Au tour d’Alejandro Talavante qui touche un toro qui ne semble pas lui convenir. Si le paseo a pris une dizaine de minutes de retard, les pressés lui sauront gré de ce gain de temps. Dix minutes montre en main et Talavante retourne dans le callejon pour attendre son second qui lui conviendra sans doute plus. Bon, il a quand même tiré une paire de belles courbes, notamment sur des naturelles templées, mais rien de fou. Silence.

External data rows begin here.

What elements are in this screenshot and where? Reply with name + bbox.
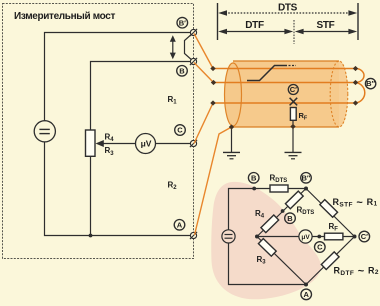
junction diamond RF ground [290,124,295,129]
ground left [223,152,240,158]
svg-text:Измерительный мост: Измерительный мост [14,11,115,22]
svg-text:RSTF ~ R1: RSTF ~ R1 [333,197,378,209]
wire fiber lower [213,102,356,104]
svg-text:DTS: DTS [278,3,298,14]
junction diamond mid-right [353,80,358,85]
battery source E1 [34,121,55,142]
junction diamond mid-left [211,80,216,85]
svg-text:C: C [317,243,323,252]
terminal B [190,58,197,65]
svg-text:R1: R1 [168,95,178,106]
wire bridge diagonal DTF [306,237,355,285]
node dot B top [252,187,256,191]
terminal A [190,232,197,239]
svg-text:DTF: DTF [245,20,264,31]
svg-text:A: A [303,290,309,299]
splice symbol dashes [289,65,297,67]
svg-text:B′: B′ [179,18,186,27]
dimension tick left [217,3,219,40]
wire bridge left loop [229,189,307,285]
resistor RDTS diagonal [285,191,303,209]
svg-text:RDTS: RDTS [270,174,288,185]
resistor RSTF diagonal [320,200,338,218]
svg-text:B: B [251,173,257,182]
wire fan A to fiber ground [195,127,232,235]
svg-text:μV: μV [141,139,152,149]
adjust arrow up-down [170,35,176,59]
wire fiber top [213,68,356,70]
fiber spool right cap [330,61,348,127]
galvanometer uV [136,134,156,154]
node A label [174,220,185,231]
svg-text:B: B [287,214,293,223]
wire RF to ground [292,121,294,152]
node C label [175,125,186,136]
node B bridge label [248,173,259,184]
wire fan B to fiber [194,63,214,83]
dimension line DTS [218,10,357,16]
svg-text:C: C [177,126,183,135]
node C bridge label [315,242,326,253]
dimension line DTF [218,29,293,35]
splice symbol in fiber [247,66,287,81]
wire bridge diagonal R3 [257,237,306,285]
svg-text:RF: RF [329,222,339,233]
fiber spool top edge [233,60,339,62]
slider contact between B' and B [185,33,194,62]
bridge box (Измерительный мост) [3,4,194,259]
svg-text:μV: μV [301,234,310,241]
node junction dot bottom [89,234,93,238]
node C' bridge label [359,231,370,242]
wire fan B' to fiber [194,34,213,69]
wire branch B to R3/R4 column [91,62,194,236]
resistor RF in fiber [290,108,296,121]
svg-text:B″: B″ [366,79,375,88]
node B label [177,66,188,77]
battery source bridge [222,230,235,243]
svg-text:C′: C′ [361,232,368,241]
node dot right vertex [353,235,357,239]
resistor R4 diagonal [261,215,279,233]
wire bridge diagonal STF [306,189,355,237]
resistor RDTS top [270,185,288,192]
potentiometer R3/R4 body [86,130,96,156]
dimension tick right [357,3,359,40]
svg-text:B: B [179,66,185,75]
resistor R3 diagonal [258,239,276,257]
wiper arrow to potentiometer [96,140,136,147]
node B'' bridge label [301,173,312,184]
fiber spool left cap [225,63,242,126]
svg-text:RDTF ~ R2: RDTF ~ R2 [334,265,379,277]
node B mid bridge label [285,213,296,224]
svg-text:B″: B″ [301,173,310,182]
dimension line STF [295,29,357,35]
svg-text:R2: R2 [168,180,178,191]
fiber spool bottom edge [233,126,339,128]
node B' label [177,17,188,28]
node dot B'' vertex [304,187,308,191]
junction diamond top-right [353,66,358,71]
svg-text:A: A [177,220,183,229]
svg-text:RDTS: RDTS [297,206,315,217]
wire left ground drop [231,127,233,152]
junction diamond top-left [210,66,215,71]
svg-text:R3: R3 [105,146,115,157]
wire fiber middle [214,82,356,84]
wire bridge diagonal B''-B-left [257,189,306,237]
ground right [285,152,302,158]
equivalent bridge highlight blob [211,182,321,299]
fiber spool body [233,61,339,127]
svg-text:R4: R4 [105,132,115,143]
node dot A vertex [304,283,308,287]
junction diamond low-left [210,100,215,105]
wire loop right upper [356,69,365,83]
terminal B' [190,29,197,36]
svg-text:STF: STF [317,20,335,31]
wire fan C to fiber [194,103,213,144]
junction diamond spool bottom-left [229,124,234,129]
resistor RDTF diagonal [321,252,339,270]
node dot B mid [281,209,285,213]
node A bridge label [301,289,312,300]
svg-text:C′: C′ [290,85,297,94]
resistor RF bridge [325,233,343,240]
terminal C [190,140,197,147]
junction X mark [290,98,298,106]
wire main loop B'-left-bottom-A [45,33,194,236]
junction diamond low-right [353,100,358,105]
node dot C [317,235,321,239]
node B'' label [365,78,375,88]
dimension divider middle [293,20,295,44]
wire uV to terminal C [156,143,191,145]
wire bridge middle row [257,236,355,238]
wire loop right lower [356,83,365,104]
fiber spool hidden edge [339,61,348,127]
node dot left vertex [255,235,259,239]
node C' label in fiber [288,85,298,95]
galvanometer uV bridge [299,230,312,243]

Talavante reprend les outils et revient en piste pour son second duel devant un toro sculpté dans le marbre noir. Une petite beauté ! Il ne se passe presque rien dans les deux premiers tercios mais quand le natif de Badajoz prend la muleta et plante ses genoux en terre on se dit que les arènes vont exploser. Bingo, une longue, très longue série dans cette position et le bateau de pierres chavire. Talavante sait y faire, ses regards cherchent l’aficionado qui lui renvoie de bonnes vibrations. Se rapprochant toujours plus, l’Espagnol poursuit son effort mais connaît une déroute à l’épée, vuelta.

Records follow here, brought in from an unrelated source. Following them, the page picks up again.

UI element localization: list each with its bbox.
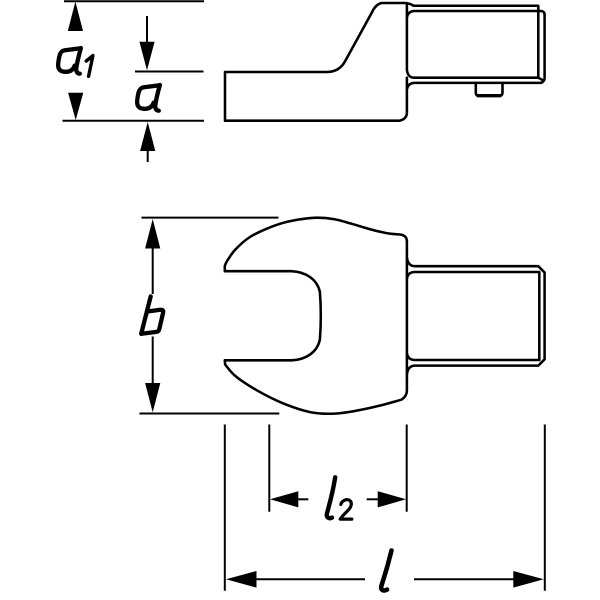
arrow a down (to y=72 line) xyxy=(139,42,154,71)
side view chamfer bottom right xyxy=(538,78,543,81)
arrow l left xyxy=(226,571,257,588)
label l : glyph l xyxy=(381,551,391,591)
l2 left extension xyxy=(268,425,270,512)
label a (dimension a letter) xyxy=(137,85,160,111)
l right tail xyxy=(414,578,516,580)
dim a upper arrow tail xyxy=(146,16,148,45)
arrow a1 up xyxy=(68,2,83,32)
label l2 : glyph l xyxy=(327,477,335,518)
dim a1 top line xyxy=(64,0,204,2)
side view drive square inner xyxy=(407,11,545,89)
arrow a up (to y=120.8 line) xyxy=(140,122,155,151)
arrow b down xyxy=(145,383,160,412)
l2 right extension xyxy=(406,425,408,512)
label l2 : glyph 2 xyxy=(340,500,352,519)
label a1 : subscript 1 xyxy=(86,56,93,77)
dim a lower arrow tail xyxy=(147,150,149,162)
l2 left tail xyxy=(296,498,308,500)
dim a1/a bottom line xyxy=(63,120,205,122)
arrow l2 right xyxy=(378,491,406,507)
dim b upper tail xyxy=(152,246,154,294)
l left extension xyxy=(224,425,226,591)
arrow a1 down xyxy=(68,93,83,120)
plan view shank inner lines xyxy=(407,272,539,360)
side view outer contour xyxy=(225,3,538,121)
plan view shank outer xyxy=(407,258,545,375)
dim a top tick xyxy=(135,71,204,73)
arrow b up xyxy=(145,219,160,249)
plan view outer contour xyxy=(225,218,407,414)
l right extension xyxy=(544,425,546,591)
dim b lower tail xyxy=(152,337,154,386)
label b xyxy=(141,296,151,333)
arrow l right xyxy=(513,571,544,588)
dim b bottom tick xyxy=(140,413,280,415)
dim b top tick xyxy=(142,217,279,219)
l2 right tail xyxy=(367,498,379,500)
label a1 : glyph a xyxy=(58,48,81,74)
l left tail xyxy=(254,578,365,580)
arrow l2 left xyxy=(270,491,298,507)
side view release tab xyxy=(476,83,503,96)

Le public est fort reconnaissant et célèbre Daniel Luque pour sa remise en forme ultra rapide. Le torero de Gerena n’est pas venu conter fleurette mais il fait ce que le public lui demande, sortir de son burladero et accueillir la pluie d’applaudissements qui lui va droit au cœur. Le toro sort du toril, il est logiquement dans le type de la maison. L’ancien maestro Ivan Garcia magnifie la pose des banderilles et Luque attaque à la muleta après avoir brindé son duel aux gradins. Malgré sa blessure, aucune séquelle ne se fait jour. Luque est là, il est à 100 %, il n’a pas triché, il n’a pas menti. Quel surhomme. Et quel torero ! Cela nous avait manqué de voir ce genre de choses sur le sable… En trois séries il a conquis tout le monde et s’est assuré deux oreilles (un poil généreuses).
Une dernière fois Daniel Luque attend son adversaire derrière son burladero, l’œil sérieux, l’air concentré. Voilà pour finir un autre toro sculpté de chez Jandilla et Daniel Luque voit la possibilité de sortir par la grande porte. Il a testé le public, il est avec lui donc, vamos ! Avec le pouvoir qu’il met dans chacun de ses muletazos, le toro s’arrondit, se contorsionne et va dans les terrains que le piéton lui impose savamment. Luque est d’une intelligencde rare devant un toro. Une oreille viendra clore tous les débats et offrira au maestro une sortie, seul, en triomphe de cette première corrida de la feria.